A 'Python generic application server APIs' mailing list? :)
I'm not sure if that'd work.
> But the ideas.
> It would be very good if you could take an object, instantiate it
> in the context of a container, and basically have proxies
> propagated to all other applications that have instantiated that
> container.
Note that XML-RPC sort-of-almost does something like this; it looks
like proxies, at least. There are actually several light-weight
RPC mechanisms for Python that use proxy-objects like this
(and I heard the now-cancelled Ultima Online 2 project rolled their
own).
Or what do you mean by 'other applications that have instantiated that
container'? Presumably they've instantiated a *proxy* of the container?
> Let's put it a different way, more abstract and less tied to
> implementation. It would be very good if you could write an
> object that conforms to a reasonable interface, and in so doing
> "gain" the ability to use the object in a distributed fashion.
Have you seen the interfaces PEP? The Python community is slowly
moving to supporting the notion of explicit interfaces (apart from
classes), with run-time querying and checking (does this object support
the 'foo' interface?).
> Currently, you've got to do it all by hand, and you can't count
> on the way you do it one time being re-usable the next time.
> There's no /standard/ way of doing it, and there's more than one
> way to do it. That's treading into Perl's territory, there....
Agreed that there's a need for this. Once we have interfaces,
remote querying and so on is only a small step away, of course.
> Here's something I like about the servlet containers (app
> servers) that I haven't seen in Zope yet (maybe it's there?):
> managed sessions via cookies OR URL rewriting. Some of the
> servlet containers even support persistent sessions and sessions
> shared across multiple app servers. When you have fault-tolerance
> at that level of the application, that's powerful juju.
[snip]
Check out 'Core Session Tracking' (not yet in the Zope core, they're but
working on it). I think it may come close to supporting all of
these, especially with ZEO.
http://www.zope.org/Members/mcdonc/Products/CoreSessionTracking
(see the release information, near the bottom for a description.

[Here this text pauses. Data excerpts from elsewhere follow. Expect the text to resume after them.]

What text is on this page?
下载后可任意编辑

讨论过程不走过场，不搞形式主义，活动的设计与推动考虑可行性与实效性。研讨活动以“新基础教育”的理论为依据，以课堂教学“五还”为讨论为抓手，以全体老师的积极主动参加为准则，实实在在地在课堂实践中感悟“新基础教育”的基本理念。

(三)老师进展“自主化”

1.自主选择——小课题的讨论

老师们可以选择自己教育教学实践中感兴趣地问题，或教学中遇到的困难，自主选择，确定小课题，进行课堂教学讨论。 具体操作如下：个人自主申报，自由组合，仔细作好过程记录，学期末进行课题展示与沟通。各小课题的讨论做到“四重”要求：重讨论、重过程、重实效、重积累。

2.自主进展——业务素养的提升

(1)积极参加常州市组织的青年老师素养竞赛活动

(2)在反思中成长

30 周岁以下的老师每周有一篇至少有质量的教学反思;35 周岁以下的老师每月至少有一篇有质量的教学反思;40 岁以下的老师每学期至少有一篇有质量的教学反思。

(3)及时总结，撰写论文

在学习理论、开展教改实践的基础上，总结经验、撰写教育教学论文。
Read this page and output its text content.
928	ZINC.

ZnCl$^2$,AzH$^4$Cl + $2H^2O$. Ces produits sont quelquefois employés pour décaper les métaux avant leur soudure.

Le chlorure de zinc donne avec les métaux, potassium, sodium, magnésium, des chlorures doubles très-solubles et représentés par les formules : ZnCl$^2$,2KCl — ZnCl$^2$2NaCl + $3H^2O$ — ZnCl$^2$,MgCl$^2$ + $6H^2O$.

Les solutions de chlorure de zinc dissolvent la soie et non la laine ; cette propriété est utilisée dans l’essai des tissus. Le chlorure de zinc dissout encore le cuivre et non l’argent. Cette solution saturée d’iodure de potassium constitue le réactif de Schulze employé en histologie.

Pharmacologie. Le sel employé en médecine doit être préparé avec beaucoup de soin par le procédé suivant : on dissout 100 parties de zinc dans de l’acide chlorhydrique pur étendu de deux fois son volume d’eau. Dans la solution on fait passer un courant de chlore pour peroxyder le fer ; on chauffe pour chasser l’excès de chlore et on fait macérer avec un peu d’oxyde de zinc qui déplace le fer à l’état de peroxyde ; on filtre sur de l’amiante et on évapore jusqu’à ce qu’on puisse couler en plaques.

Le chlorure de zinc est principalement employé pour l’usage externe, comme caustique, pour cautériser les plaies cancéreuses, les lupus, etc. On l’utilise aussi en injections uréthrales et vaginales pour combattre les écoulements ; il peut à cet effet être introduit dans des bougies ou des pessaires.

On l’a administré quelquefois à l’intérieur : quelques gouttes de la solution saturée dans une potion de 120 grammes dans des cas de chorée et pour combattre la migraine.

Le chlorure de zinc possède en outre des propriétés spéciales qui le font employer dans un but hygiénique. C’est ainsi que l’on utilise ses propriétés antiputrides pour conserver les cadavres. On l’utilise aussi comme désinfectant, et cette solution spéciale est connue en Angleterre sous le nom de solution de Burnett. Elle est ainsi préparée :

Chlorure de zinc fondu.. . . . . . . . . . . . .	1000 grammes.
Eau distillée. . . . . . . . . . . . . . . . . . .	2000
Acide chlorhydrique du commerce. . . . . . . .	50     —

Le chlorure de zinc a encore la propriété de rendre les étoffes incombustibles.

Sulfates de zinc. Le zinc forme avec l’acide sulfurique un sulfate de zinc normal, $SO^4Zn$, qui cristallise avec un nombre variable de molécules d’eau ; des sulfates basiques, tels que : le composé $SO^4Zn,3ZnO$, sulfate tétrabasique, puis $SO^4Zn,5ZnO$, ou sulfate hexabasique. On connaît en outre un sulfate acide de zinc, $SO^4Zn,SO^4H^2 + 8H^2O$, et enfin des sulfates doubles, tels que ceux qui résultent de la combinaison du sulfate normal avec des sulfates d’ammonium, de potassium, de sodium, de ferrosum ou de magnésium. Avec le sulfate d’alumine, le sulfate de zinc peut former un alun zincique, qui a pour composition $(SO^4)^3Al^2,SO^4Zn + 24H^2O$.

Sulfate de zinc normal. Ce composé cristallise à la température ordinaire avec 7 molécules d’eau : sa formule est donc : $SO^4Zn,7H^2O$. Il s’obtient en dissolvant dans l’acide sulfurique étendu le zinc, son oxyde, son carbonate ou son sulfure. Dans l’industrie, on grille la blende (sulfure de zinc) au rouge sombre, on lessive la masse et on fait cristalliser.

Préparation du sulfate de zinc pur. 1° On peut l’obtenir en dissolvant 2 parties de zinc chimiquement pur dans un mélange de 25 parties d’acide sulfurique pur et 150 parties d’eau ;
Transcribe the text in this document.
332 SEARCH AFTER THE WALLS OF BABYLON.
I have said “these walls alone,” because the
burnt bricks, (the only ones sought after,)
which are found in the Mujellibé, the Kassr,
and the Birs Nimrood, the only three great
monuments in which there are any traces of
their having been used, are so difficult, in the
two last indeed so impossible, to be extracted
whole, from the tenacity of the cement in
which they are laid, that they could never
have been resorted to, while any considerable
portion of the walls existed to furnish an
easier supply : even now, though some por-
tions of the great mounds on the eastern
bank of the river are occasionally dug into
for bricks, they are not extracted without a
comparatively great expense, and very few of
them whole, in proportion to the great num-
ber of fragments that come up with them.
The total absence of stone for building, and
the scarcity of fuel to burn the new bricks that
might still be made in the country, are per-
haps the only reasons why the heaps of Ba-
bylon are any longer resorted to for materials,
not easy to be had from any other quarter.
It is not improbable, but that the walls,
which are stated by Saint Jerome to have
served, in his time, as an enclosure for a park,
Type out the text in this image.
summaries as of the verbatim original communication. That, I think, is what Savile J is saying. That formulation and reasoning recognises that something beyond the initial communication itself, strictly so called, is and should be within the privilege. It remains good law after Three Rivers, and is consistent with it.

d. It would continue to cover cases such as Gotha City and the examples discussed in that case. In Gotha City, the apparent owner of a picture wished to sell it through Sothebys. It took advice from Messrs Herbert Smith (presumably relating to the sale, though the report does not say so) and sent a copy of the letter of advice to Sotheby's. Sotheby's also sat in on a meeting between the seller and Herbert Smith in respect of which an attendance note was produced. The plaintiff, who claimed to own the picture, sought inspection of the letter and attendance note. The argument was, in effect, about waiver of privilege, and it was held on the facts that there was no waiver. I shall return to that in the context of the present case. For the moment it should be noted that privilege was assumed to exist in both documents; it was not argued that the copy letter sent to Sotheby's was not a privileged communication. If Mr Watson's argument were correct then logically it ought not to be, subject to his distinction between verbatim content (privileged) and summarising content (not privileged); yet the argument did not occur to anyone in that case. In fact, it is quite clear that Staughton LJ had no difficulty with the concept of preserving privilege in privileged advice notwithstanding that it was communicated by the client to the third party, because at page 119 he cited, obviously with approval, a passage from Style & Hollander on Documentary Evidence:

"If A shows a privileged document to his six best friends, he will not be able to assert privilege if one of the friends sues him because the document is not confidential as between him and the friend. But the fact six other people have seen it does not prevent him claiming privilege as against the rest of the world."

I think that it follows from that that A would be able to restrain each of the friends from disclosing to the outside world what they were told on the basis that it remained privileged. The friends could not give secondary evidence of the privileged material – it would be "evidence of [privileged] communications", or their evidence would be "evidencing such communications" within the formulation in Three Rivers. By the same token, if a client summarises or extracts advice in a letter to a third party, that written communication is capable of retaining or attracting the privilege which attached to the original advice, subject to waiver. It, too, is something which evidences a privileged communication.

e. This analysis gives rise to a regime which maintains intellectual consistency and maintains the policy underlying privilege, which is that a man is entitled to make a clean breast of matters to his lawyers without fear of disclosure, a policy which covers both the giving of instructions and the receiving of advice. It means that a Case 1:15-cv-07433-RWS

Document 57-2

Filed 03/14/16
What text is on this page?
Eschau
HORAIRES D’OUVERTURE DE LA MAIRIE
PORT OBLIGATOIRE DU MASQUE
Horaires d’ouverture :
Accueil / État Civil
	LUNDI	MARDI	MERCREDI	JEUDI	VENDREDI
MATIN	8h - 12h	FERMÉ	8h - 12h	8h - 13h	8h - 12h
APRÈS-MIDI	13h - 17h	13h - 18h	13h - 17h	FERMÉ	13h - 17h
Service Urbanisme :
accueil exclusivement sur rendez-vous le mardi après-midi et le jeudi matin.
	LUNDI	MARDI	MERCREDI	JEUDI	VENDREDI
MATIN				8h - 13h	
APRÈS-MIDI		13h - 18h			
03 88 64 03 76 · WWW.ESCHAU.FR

It also has extensive docs that you'll see when you install it)
[snip]
> Here's another one, one we can beat Java to the punch on: it
> would be nice if you could do object storage and retrieval into a
> relational database using a simple management framework. The
> upcoming Java Data Objects spec is an easy example to look at,
> but also consider looking at Apple/NeXT's Enterprise Objects
> Framework. I started working on something like this using
> metaclasses, and was reasonably successful, but it's a complex
> undertaking, and time consuming....
I believe there are various Zope projects looking into this
(and has received quite a bit of attention recently). One is
ZPatterns, something I never got into. Another recent project is
SmartObjects. Finally the Digital Creations folks are looking into
better relational database integration.
Lots of developments that haven't been fully baked yet, of course, but
they're sure being baked. :)
> Martijn writes (quoting me):
>> > For more modest ambitions, the factors that weigh heavy on me may
>> > seem irrelevant or even overweening. :)
>>
>> Many people are using Python for rather less modest ambitions,
>> however.
>> I'm certainly planning to. :)
> And I think that HomeGain is using Python in a pretty significant
> application, too. We've got a lot of traffic and a whole bunch of
> data. It can work! It just doesn't seem to have all the tools to
> facilitate it, and it's not nearly as ubiquitous as other
> solutions.
It's definitely not as ubiquitous, but the tools are being worked on.
And in some areas Python may be further along than the Java
competition, due to its flexible nature. ZEO developments are very
interesting, for instance. While Java certainly has object database, I
imagine they're not as transparent in use as the ZODB can be.
Thanks for your response!
Martijn
--
History of the 20th Century: WW1, WW2, WW3?
No, WWW -- Could we be going in the right direction?